The quality of what is on the market has always been well below what could be on the market. Thousands of CPU's are clocked well below their functional limits because enough customer demand doesn't exist for the highest speed processors. So they clock them slower, and sell them for less in order to make the sales.
When DSL and Cable first came out, they didn't come out with multiple speed levels. This was a bad oversight on the marketers, and they are correcting this to meet customer demands. Customers only want "a little more" than they have now, so they meter the service out and offer discount lower bandwidth services. Failing to do so will prevent them from picking up those customers.
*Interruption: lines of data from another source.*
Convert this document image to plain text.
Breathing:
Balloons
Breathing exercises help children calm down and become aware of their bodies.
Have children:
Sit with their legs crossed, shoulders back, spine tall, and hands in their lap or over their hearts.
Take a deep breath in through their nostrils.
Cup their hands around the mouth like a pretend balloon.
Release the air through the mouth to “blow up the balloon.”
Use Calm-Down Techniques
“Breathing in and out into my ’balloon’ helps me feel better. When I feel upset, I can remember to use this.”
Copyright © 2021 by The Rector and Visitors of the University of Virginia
There are a few customers like you and me, who want the DS-3 in our homes. Don't worry, that service too will start to have demand and become available. I could deal with spending $200 for a DS-3 in my home, just waiting for the price to drop in my area...
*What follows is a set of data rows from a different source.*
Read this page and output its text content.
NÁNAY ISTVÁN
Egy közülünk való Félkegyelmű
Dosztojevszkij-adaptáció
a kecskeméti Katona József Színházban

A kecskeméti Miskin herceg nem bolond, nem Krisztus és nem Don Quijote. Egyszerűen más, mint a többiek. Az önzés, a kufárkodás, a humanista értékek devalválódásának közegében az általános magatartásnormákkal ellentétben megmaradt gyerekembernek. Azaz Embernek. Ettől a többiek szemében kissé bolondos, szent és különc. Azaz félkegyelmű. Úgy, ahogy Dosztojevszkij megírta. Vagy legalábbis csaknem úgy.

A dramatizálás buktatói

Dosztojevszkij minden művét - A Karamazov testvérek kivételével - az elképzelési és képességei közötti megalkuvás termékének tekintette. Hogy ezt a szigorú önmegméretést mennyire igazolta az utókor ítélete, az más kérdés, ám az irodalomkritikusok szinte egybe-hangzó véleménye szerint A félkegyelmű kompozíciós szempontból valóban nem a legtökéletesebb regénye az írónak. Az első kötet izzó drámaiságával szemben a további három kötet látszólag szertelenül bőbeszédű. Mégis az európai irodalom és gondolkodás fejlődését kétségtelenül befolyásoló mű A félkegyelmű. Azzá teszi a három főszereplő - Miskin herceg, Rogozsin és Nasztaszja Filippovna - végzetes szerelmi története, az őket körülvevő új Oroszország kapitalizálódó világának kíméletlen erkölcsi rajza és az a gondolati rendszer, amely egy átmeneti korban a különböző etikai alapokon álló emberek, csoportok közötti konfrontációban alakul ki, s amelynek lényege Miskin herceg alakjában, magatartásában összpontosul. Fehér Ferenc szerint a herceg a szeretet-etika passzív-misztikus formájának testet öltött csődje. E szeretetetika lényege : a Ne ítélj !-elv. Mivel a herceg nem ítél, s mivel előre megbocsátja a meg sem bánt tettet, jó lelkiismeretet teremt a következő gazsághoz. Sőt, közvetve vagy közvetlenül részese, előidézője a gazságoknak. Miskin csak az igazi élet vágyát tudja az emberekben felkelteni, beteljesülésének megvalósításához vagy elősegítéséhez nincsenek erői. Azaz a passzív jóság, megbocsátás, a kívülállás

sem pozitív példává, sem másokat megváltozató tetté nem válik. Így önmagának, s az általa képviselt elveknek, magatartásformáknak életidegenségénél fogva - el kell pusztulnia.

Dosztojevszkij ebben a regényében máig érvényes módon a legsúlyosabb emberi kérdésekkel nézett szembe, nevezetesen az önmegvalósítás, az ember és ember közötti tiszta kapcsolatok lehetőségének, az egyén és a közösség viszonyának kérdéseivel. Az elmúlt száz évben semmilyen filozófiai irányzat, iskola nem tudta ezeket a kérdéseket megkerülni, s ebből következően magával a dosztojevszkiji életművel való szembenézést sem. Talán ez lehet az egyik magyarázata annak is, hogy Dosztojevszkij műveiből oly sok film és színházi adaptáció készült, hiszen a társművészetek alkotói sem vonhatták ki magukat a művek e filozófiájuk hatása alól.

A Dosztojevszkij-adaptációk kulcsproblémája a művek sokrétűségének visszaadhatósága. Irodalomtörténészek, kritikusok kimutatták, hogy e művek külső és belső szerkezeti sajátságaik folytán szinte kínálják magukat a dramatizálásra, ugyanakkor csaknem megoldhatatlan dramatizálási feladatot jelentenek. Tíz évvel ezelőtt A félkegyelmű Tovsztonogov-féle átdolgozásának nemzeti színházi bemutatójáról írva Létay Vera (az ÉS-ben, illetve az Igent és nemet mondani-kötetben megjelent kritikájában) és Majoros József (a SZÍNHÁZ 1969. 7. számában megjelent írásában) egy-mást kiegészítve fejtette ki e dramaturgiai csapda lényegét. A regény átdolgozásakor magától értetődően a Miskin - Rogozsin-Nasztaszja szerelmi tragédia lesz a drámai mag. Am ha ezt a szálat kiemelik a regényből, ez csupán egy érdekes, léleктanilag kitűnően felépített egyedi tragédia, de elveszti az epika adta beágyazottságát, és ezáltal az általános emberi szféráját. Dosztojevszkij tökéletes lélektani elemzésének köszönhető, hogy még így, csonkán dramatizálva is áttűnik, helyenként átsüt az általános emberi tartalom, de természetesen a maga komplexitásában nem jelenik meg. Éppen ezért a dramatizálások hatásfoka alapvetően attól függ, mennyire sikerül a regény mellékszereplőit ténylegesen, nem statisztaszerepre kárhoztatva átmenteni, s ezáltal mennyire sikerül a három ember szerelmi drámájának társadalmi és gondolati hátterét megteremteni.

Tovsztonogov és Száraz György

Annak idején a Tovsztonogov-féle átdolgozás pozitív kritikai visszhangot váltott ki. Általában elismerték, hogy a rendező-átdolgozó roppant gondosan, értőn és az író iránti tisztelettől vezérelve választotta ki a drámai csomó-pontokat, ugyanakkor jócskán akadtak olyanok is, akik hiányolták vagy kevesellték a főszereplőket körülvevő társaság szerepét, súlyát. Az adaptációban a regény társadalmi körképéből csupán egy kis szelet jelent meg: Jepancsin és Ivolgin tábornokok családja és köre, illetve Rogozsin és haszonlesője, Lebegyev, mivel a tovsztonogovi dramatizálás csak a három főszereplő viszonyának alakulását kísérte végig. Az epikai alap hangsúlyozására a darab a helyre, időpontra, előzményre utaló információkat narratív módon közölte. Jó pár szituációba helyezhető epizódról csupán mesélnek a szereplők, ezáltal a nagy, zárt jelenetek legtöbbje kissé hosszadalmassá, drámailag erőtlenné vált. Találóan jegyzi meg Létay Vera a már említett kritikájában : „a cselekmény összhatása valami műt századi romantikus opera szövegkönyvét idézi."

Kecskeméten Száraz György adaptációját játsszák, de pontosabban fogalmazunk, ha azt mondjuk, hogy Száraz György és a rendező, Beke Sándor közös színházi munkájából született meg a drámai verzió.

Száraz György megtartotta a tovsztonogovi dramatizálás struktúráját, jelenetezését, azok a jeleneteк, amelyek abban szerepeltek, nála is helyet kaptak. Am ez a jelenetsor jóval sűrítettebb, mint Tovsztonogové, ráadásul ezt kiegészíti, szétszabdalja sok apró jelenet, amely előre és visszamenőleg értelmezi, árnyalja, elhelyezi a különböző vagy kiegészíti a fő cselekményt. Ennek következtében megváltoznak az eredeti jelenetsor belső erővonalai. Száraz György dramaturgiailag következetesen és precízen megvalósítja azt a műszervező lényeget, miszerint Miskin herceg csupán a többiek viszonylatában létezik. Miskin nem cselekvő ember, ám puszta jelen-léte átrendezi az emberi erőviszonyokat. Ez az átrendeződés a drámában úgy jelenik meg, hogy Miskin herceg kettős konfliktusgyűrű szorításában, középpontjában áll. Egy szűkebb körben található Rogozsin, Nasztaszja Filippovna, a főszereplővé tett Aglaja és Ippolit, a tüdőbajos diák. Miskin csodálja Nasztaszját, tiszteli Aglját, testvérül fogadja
Your standard telephone service operates below 56Kbit. Voice mail, caller ID, 3-way calling, 411 service, additional phone lines and anything else you pay extra for are provided at the service provider end. Throw in 10 to 20 times the bandwidth and the service is provided at the customer end via hardware and software that runs in the home and is out of the control of the Telco.
Since the Cable companies did not have Internet dialup subscribers or telephone cusomters yet, they had more to gain by offering the bandwidth service and trying to add other services on top of it. So while the Telco stalled to deploy their technolgoy, the Cable companies jumped on it and deployed new technologies to capture a market they were not in fear of losing.
You won't find a Telephone Company executive that will admit to being afraid to deploy DSL, but you can see it throughout the growth of DSL and Cable Internet services.